1. Mai in Istanbul: Bereits mehr als 200 Festnahmen

Gemäß der Entscheidung des Istanbuler Gouverneursamts gilt auch dieses Jahr am 1. Mai ein Versammlungsverbot auf dem Taksim-Platz. Mehr als 200 Personen sind bei dem Versuch, auf den Platz zu gelangen, festgenommen worden.

Versammlungsverbot am Taksim-Platz

Der Taksim-Platz im zentralen Istanbuler Stadtteil Beyoğlu ist seit gestern von der Polizei abgeriegelt. Alle Zufahrtswege sind mit Metallbarrieren versperrt. Wie jedes Jahr gilt auf dem Platz, auf dem am 1. Mai 1977 ein Massaker stattfand, ein Demonstrationsverbot.

Der Verband der Revolutionären Arbeitergewerkschaften (DISK), die Konföderation der Gewerkschaften des Öffentlichen Dienstes (KESK), die Türkische Ingenieur- und Architektenkammer (TMMOB) und der Türkische Ärztebund (TTB) riefen daher zur Feier des Internationalen Tags der Arbeit im Istanbuler Stadtteil Kadıköy auf.

Der Taksim-Platz ist für die Arbeiter:innenbewegung in der Türkei ein historisch und symbolisch wichtiger Ort und somit ein fester Bestandteil der Gewerkschaftskultur. Daher ruft das Demonstrationsverbot zum 1. Mai jährlich großen Protest hervor. Aufgrund des Aufrufs des Organisationskomitees zum Internationalen Tag der Arbeit versuchten heute zahlreiche Gewerkschaften und Institutionen, den Taksim-Platz zu betreten. Bei dem Versuch, auf den Platz zu gelangen, wurden sie von der Polizei daran gehindert und angegriffen.
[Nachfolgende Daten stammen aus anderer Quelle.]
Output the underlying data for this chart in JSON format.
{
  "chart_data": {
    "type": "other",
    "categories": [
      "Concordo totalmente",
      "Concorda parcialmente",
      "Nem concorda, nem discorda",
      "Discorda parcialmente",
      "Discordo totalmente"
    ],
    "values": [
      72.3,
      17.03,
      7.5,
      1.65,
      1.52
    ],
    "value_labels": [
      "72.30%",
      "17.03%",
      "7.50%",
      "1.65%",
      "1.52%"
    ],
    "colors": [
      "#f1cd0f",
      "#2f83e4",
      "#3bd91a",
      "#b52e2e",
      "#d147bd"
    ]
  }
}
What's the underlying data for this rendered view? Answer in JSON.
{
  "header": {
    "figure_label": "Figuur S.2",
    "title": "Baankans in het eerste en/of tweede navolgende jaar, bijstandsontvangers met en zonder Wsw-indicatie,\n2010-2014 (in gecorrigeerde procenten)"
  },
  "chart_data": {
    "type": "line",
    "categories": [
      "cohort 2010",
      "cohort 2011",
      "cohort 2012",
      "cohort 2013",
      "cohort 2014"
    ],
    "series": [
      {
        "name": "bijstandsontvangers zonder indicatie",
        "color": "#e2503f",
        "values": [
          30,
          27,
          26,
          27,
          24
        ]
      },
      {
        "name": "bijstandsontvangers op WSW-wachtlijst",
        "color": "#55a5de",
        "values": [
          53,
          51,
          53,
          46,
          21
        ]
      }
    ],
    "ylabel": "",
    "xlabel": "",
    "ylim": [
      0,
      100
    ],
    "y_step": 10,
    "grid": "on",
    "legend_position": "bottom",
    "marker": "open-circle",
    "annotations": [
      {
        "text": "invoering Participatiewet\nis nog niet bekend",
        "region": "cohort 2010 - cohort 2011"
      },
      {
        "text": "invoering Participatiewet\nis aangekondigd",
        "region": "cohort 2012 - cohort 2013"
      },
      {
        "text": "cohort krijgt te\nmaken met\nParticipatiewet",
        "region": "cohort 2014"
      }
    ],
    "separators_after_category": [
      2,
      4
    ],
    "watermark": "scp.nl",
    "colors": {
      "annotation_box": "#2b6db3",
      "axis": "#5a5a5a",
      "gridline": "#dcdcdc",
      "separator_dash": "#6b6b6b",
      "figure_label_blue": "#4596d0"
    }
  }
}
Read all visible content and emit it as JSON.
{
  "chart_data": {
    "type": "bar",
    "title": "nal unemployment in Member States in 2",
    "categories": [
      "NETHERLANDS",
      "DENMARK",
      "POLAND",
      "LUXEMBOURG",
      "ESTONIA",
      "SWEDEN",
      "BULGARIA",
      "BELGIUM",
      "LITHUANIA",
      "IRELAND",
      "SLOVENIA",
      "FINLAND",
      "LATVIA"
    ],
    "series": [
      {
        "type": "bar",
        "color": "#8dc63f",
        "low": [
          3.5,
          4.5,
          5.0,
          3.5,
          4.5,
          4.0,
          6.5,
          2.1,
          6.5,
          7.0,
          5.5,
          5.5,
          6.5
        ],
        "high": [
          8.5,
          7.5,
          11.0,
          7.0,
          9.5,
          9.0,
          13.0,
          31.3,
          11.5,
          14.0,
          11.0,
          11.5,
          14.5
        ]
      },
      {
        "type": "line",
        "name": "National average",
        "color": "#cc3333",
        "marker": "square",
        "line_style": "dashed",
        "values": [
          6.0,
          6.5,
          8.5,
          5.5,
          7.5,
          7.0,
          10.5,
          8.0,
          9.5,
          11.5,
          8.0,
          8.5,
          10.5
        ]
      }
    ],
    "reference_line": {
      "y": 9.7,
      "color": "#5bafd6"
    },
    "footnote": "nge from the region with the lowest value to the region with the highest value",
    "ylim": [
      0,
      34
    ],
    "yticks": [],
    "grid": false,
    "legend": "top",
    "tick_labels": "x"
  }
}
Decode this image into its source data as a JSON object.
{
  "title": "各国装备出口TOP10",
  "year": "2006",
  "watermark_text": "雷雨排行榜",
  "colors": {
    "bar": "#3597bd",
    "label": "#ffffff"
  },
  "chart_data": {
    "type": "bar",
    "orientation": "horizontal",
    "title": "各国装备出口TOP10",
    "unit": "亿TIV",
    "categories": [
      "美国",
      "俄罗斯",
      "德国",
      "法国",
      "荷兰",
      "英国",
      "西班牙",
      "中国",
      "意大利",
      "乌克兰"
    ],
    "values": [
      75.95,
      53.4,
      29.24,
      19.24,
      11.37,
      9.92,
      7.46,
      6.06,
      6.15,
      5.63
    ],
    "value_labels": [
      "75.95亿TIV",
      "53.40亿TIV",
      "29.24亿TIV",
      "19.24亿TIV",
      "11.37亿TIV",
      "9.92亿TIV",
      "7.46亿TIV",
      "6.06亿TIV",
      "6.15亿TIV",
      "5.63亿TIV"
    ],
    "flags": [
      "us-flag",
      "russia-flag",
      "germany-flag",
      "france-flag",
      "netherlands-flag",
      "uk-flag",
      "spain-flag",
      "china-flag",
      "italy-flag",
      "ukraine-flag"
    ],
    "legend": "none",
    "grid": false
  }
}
Die Istanbuler Zweigstelle der progressiven Anwaltsorganisation ÇHD gab bekannt, dass mehr als 200 Personen in Gewahrsam genommen wurden. Unter den Festgenommenen befinden sich Murat Çepni, Ko-Vorsitzender der Sozialistischen Partei der Unterdrückten (ESP), sowie die Anwälte Rojhat Tunç, Saruhan Efe Kadaifçi, Lütfi Sabri Batı, Arkın Hürtaş und Yunus Emre Işık.

Mitglieder der Baugewerkschaft İnşaat-İş, die sich in Istanbul-Mecidiyeköy zu einem Marsch zum Taksim-Platz versammelt hatten, wurden ebenfalls festgenommen. Auch im Istanbuler Stadtteil Şişli kam es zu Festnahmen als Mitglieder der ESP und der SOLDEP zum Şişli-Platz unterwegs waren.

Junge Menschen, die gemeinsam auf dem Weg zum Taksim-Platz waren und gegen den Polizeiangriff protestierten, wurden mit Handschellen auf dem Rücken gefesselt und festgenommen.


Kranzniederlegung durchgesetzt

Trotz Verboten und einer massiven Polizeiabsperrung legte eine Delegation des DISK am Denkmal der Republik auf dem Taksim-Platz einen Kranz nieder, um der 1977 am 1. Mai getöteten Arbeiter:innen zu gedenken.

Die Delegation, zu der auch die DISK-Vorsitzende Arzu Çerkezoğlu und Mitglieder des Vorstands gehörten, versammelte sich vor dem deutschen Konsulat und marschierte unter Sprechchören zum Taksim-Platz.

Unter Parolen wie „Lang lebe der 1. Mai“, „Keine Rettung allein – Entweder alle zusammen oder keiner von uns“ und „Treuhänder gehen, wir bleiben“ erreichte die Gruppe das Denkmal legte dort symbolischen den Kranz nieder.

In einer kurzen Rede vor Ort erklärte Çerkezoğlu, dass Taksim der rechtmäßige Ort für die Feierlichkeiten zum 1. Mai sei, und betonte den jahrelangen Kampf, den Taksim für die Arbeitenden zurückzugewinnen. Sie sagte: „Wir werden nicht schweigen, sondern weiter für unsere Zukunft auf dem Taksim-Platz kämpfen.“

Çerkezoğlu betonte, dass die Türkei zu einem Land geworden sei, in dem Mindestlohnempfänger:innen und Rentner:innen gezwungen seien, weiterzuarbeiten, und rief die Öffentlichkeit dazu auf, an der Kundgebung zum 1. Mai in Kadıköy teilzunehmen.